Mom never made Rice Pudding like this...
I've been wanting to make rice pudding for a while now.As a kid my mother did some conventional rice pudding where the rice always sat on the bottom while the 'pudding part' floated to the top.
This is a takeoff on my previous blog about the Venezuelan Chicha, a drink made with cooked rice, milk, condensed milk and ice cubes. The secret there was putting the rice in a blender.
We had terrible weather today and I decided to stay home and try a twist on an old recipe.

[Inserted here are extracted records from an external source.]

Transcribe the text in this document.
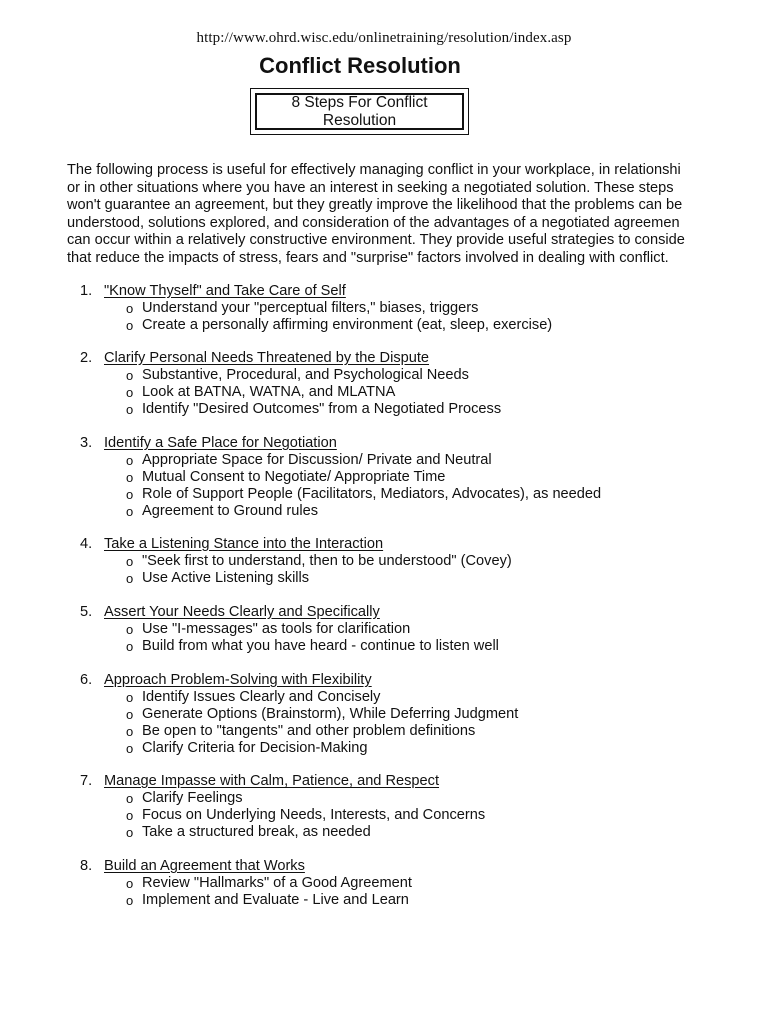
http://www.ohrd.wisc.edu/onlinetraining/resolution/index.asp
Conflict Resolution
8 Steps For Conflict Resolution
The following process is useful for effectively managing conflict in your workplace, in relationshi
or in other situations where you have an interest in seeking a negotiated solution. These steps
won't guarantee an agreement, but they greatly improve the likelihood that the problems can be
understood, solutions explored, and consideration of the advantages of a negotiated agreemen
can occur within a relatively constructive environment. They provide useful strategies to conside
that reduce the impacts of stress, fears and "surprise" factors involved in dealing with conflict.
1. "Know Thyself" and Take Care of Self
o Understand your "perceptual filters," biases, triggers
o Create a personally affirming environment (eat, sleep, exercise)
2. Clarify Personal Needs Threatened by the Dispute
o Substantive, Procedural, and Psychological Needs
o Look at BATNA, WATNA, and MLATNA
o Identify "Desired Outcomes" from a Negotiated Process
3. Identify a Safe Place for Negotiation
o Appropriate Space for Discussion/ Private and Neutral
o Mutual Consent to Negotiate/ Appropriate Time
o Role of Support People (Facilitators, Mediators, Advocates), as needed
o Agreement to Ground rules
4. Take a Listening Stance into the Interaction
o "Seek first to understand, then to be understood" (Covey)
o Use Active Listening skills
5. Assert Your Needs Clearly and Specifically
o Use "I-messages" as tools for clarification
o Build from what you have heard - continue to listen well
6. Approach Problem-Solving with Flexibility
o Identify Issues Clearly and Concisely
o Generate Options (Brainstorm), While Deferring Judgment
o Be open to "tangents" and other problem definitions
o Clarify Criteria for Decision-Making
7. Manage Impasse with Calm, Patience, and Respect
o Clarify Feelings
o Focus on Underlying Needs, Interests, and Concerns
o Take a structured break, as needed
8. Build an Agreement that Works
o Review "Hallmarks" of a Good Agreement
o Implement and Evaluate - Live and Learn
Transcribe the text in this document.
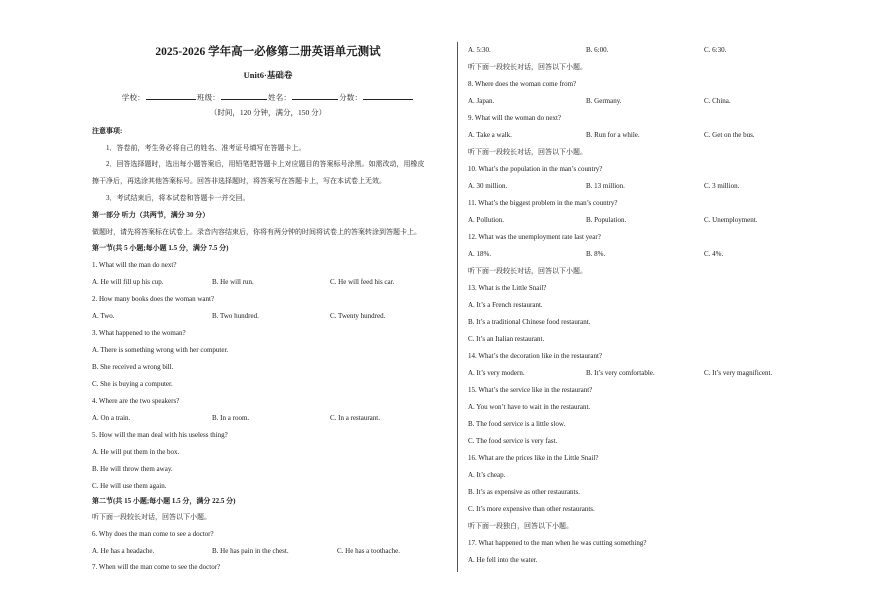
2025-2026 学年高一必修第二册英语单元测试
Unit6·基础卷
学校：	班级：	姓名：	分数：
（时间，120 分钟，满分，150 分）
注意事项:
1．答卷前，考生务必将自己的姓名、准考证号填写在答题卡上。
2．回答选择题时，选出每小题答案后，用铅笔把答题卡上对应题目的答案标号涂黑。如需改动，用橡皮
擦干净后，再选涂其他答案标号。回答非选择题时，将答案写在答题卡上，写在本试卷上无效。
3．考试结束后，将本试卷和答题卡一并交回。
第一部分 听力（共两节，满分 30 分）
做题时，请先将答案标在试卷上。录音内容结束后，你将有两分钟的时间将试卷上的答案转涂到答题卡上。
第一节(共 5 小题;每小题 1.5 分，满分 7.5 分)
1. What will the man do next?
A. He will fill up his cup.	B. He will run.	C. He will feed his car.
2. How many books does the woman want?
A. Two.	B. Two hundred.	C. Twenty hundred.
3. What happened to the woman?
A. There is something wrong with her computer.
B. She received a wrong bill.
C. She is buying a computer.
4. Where are the two speakers?
A. On a train.	B. In a room.	C. In a restaurant.
5. How will the man deal with his useless thing?
A. He will put them in the box.
B. He will throw them away.
C. He will use them again.
第二节(共 15 小题;每小题 1.5 分，满分 22.5 分)
听下面一段较长对话，回答以下小题。
6. Why does the man come to see a doctor?
A. He has a headache.	B. He has pain in the chest.	C. He has a toothache.
7. When will the man come to see the doctor?
A. 5:30.	B. 6:00.	C. 6:30.
听下面一段较长对话，回答以下小题。
8. Where does the woman come from?
A. Japan.	B. Germany.	C. China.
9. What will the woman do next?
A. Take a walk.	B. Run for a while.	C. Get on the bus.
听下面一段较长对话，回答以下小题。
10. What’s the population in the man’s country?
A. 30 million.	B. 13 million.	C. 3 million.
11. What’s the biggest problem in the man’s country?
A. Pollution.	B. Population.	C. Unemployment.
12. What was the unemployment rate last year?
A. 18%.	B. 8%.	C. 4%.
听下面一段较长对话，回答以下小题。
13. What is the Little Snail?
A. It’s a French restaurant.
B. It’s a traditional Chinese food restaurant.
C. It’s an Italian restaurant.
14. What’s the decoration like in the restaurant?
A. It’s very modern.	B. It’s very comfortable.	C. It’s very magnificent.
15. What’s the service like in the restaurant?
A. You won’t have to wait in the restaurant.
B. The food service is a little slow.
C. The food service is very fast.
16. What are the prices like in the Little Snail?
A. It’s cheap.
B. It’s as expensive as other restaurants.
C. It’s more expensive than other restaurants.
听下面一段独白，回答以下小题。
17. What happened to the man when he was cutting something?
A. He fell into the water.
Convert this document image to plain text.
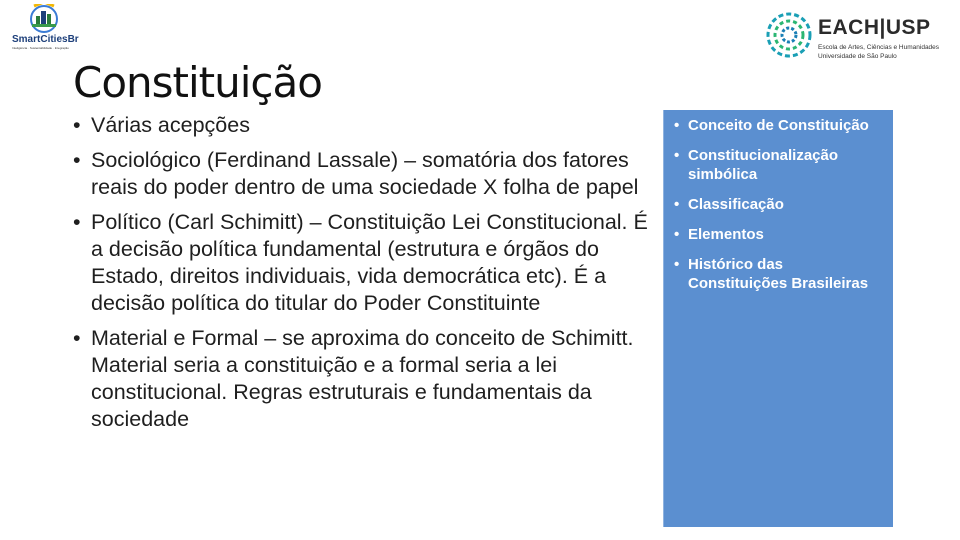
SmartCitiesBr
Inteligência · Sustentabilidade · Integração
EACH|USP
Escola de Artes, Ciências e Humanidades
Universidade de São Paulo
Constituição
• Várias acepções
• Sociológico (Ferdinand Lassale) – somatória dos fatores reais do poder dentro de uma sociedade X folha de papel
• Político (Carl Schimitt) – Constituição Lei Constitucional. É a decisão política fundamental (estrutura e órgãos do Estado, direitos individuais, vida democrática etc). É a decisão política do titular do Poder Constituinte
• Material e Formal – se aproxima do conceito de Schimitt. Material seria a constituição e a formal seria a lei constitucional. Regras estruturais e fundamentais da sociedade
• Conceito de Constituição
• Constitucionalização simbólica
• Classificação
• Elementos
• Histórico das Constituições Brasileiras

I took 2 cups of cooked rice, a glass of whole milk, 3 eggs, 2 spoons of condensed milk, 1 teaspoon of vanilla extract, a few sprinkles of cinnamon and 1 squirt of honey.
With the whole thing in a blender, I had to stop a few times to mix it with a spoon as the part on top wasn't so thick it wouldn't swirl around and mix with the bottom. I could have added more milk but wanted it to keep it thick.
30 minutes in an oven at 325 and the top started to darken. I allowed it to cool and tried a few spoonfuls.
The results: Success!!
The consistency was similar to tapioca pudding and a flavor similar to flan, though not burned with syrup on the top.
If/when I do this again, I'll probably cook it longer so the skin on the top will harden slightly.